Quelles sont les relations avec les coureurs ?
Avec l'héritage de l'époque britannique, c'est "l'athlète roi". Parfois, on peut avoir les parents qui se plaignent parce que l'athlète a fini trop tard l'entraînement. On se retrouve avec des athlètes qui n'ont pas le niveau mais qui sont rentrés dans le cursus.
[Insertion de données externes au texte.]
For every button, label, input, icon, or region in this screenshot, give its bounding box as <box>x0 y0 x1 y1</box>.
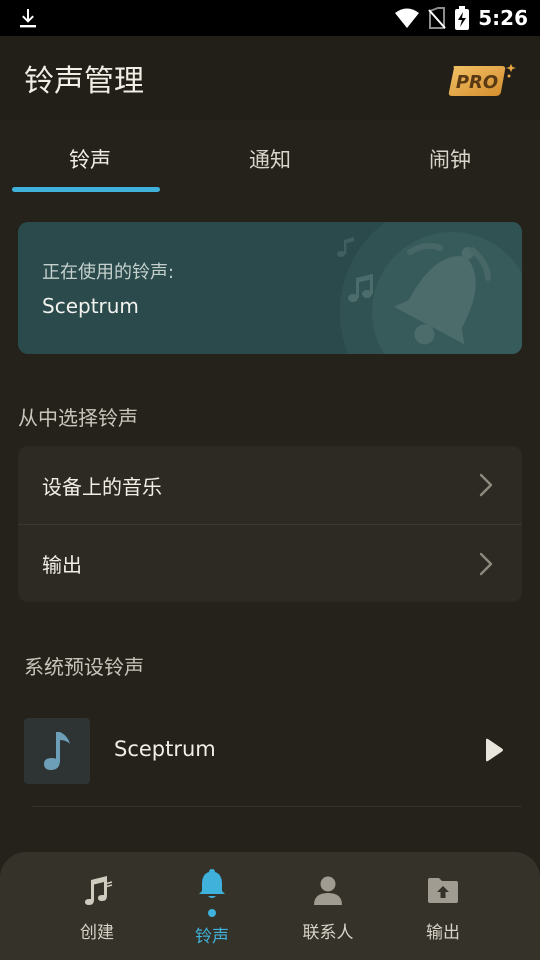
device-music-label: 设备上的音乐 <box>42 474 162 499</box>
preset-thumbnail <box>24 718 90 784</box>
nav-label: 创建 <box>80 923 114 943</box>
chevron-right-icon <box>479 552 493 576</box>
nav-output[interactable]: 输出 <box>388 852 498 960</box>
tab-label: 铃声 <box>69 148 111 172</box>
nav-create[interactable]: 创建 <box>42 852 152 960</box>
tab-label: 闹钟 <box>429 148 471 172</box>
choose-source-list: 设备上的音乐 输出 <box>18 446 522 602</box>
page-title: 铃声管理 <box>24 64 144 99</box>
nav-ringtone[interactable]: 铃声 <box>157 852 267 960</box>
battery-charging-icon <box>455 6 470 30</box>
contact-icon <box>314 876 342 905</box>
app-bar: 铃声管理 PRO <box>0 36 540 120</box>
music-note-icon <box>85 876 113 905</box>
bell-icon <box>199 869 225 898</box>
no-sim-icon <box>428 7 446 29</box>
play-icon[interactable] <box>484 738 504 762</box>
current-ringtone-value: Sceptrum <box>42 294 139 318</box>
nav-label: 联系人 <box>302 923 354 943</box>
current-ringtone-label: 正在使用的铃声: <box>42 262 175 283</box>
output-label: 输出 <box>42 553 82 577</box>
folder-upload-icon <box>428 878 458 903</box>
status-time: 5:26 <box>478 6 528 30</box>
wifi-icon <box>395 8 420 28</box>
pro-badge-button[interactable]: PRO <box>448 62 518 98</box>
tab-bar: 铃声 通知 闹钟 <box>0 120 540 196</box>
active-indicator-dot <box>208 909 216 917</box>
tab-indicator <box>12 187 160 192</box>
status-bar: 5:26 <box>0 0 540 36</box>
nav-contacts[interactable]: 联系人 <box>273 852 383 960</box>
current-ringtone-card[interactable]: 正在使用的铃声: Sceptrum <box>18 222 522 354</box>
divider <box>32 806 522 807</box>
download-icon <box>20 9 36 28</box>
chevron-right-icon <box>479 473 493 497</box>
nav-label: 铃声 <box>195 927 229 947</box>
bell-decoration-icon <box>337 222 522 354</box>
music-note-icon <box>44 732 70 770</box>
tab-label: 通知 <box>249 148 291 172</box>
device-music-item[interactable]: 设备上的音乐 <box>18 446 522 524</box>
nav-label: 输出 <box>426 923 460 943</box>
preset-ringtone-name: Sceptrum <box>114 737 216 761</box>
bottom-navigation: 创建 铃声 联系人 输出 <box>0 852 540 960</box>
preset-ringtone-item[interactable]: Sceptrum <box>24 718 522 784</box>
preset-section-title: 系统预设铃声 <box>24 655 144 679</box>
output-item[interactable]: 输出 <box>18 524 522 602</box>
tab-ringtone[interactable]: 铃声 <box>0 120 180 196</box>
tab-alarm[interactable]: 闹钟 <box>360 120 540 196</box>
tab-notification[interactable]: 通知 <box>180 120 360 196</box>
choose-section-title: 从中选择铃声 <box>18 406 138 430</box>
pro-label: PRO <box>456 72 498 93</box>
En revanche, en Chine, seuls les meilleurs sont gardés. À moi d'essayer de faire basculer le balancier du côté de la haute performance tout en gardant les protections pour les athlètes.

LE PUBLIC VIENT POUR LEE WAI SZE

Comment est utilisé le vélodrome de Hong-Kong ?
C'est un peu le fonctionnement de Saint-Quentin. Il y a le badminton au centre mais il est arrêté depuis le covid. Le vélodrome a été construit pour le cyclisme, il appartient à l'État et on a la mainmise pour l'équipe nationale. Il y a aussi des créneaux de découvertes, des baptêmes, ils prêtent des vélos. C'est un beau vélodrome qui a organisé des Coupe du Monde, le Championnat du Monde et j'espère de nouveau une Coupe des Nations en 2024.

Quelle est la popularité de la piste ?
La célébrité de Sarah Lee Wai-sze, médaillée de bronze à Londres et à Tokyo, double Championne du monde en 2019, c'est de l'ordre de celle des footballeurs ici, elle fait des publicités pour les banques. Le public vient pour elle lors des Coupe du Monde. Elle est absente du Championnat du Monde car il y a la concurrence des Championnats de Chine, c'est un choix stratégique. Ces Championnats sont un peu leurs Jeux Olympiques.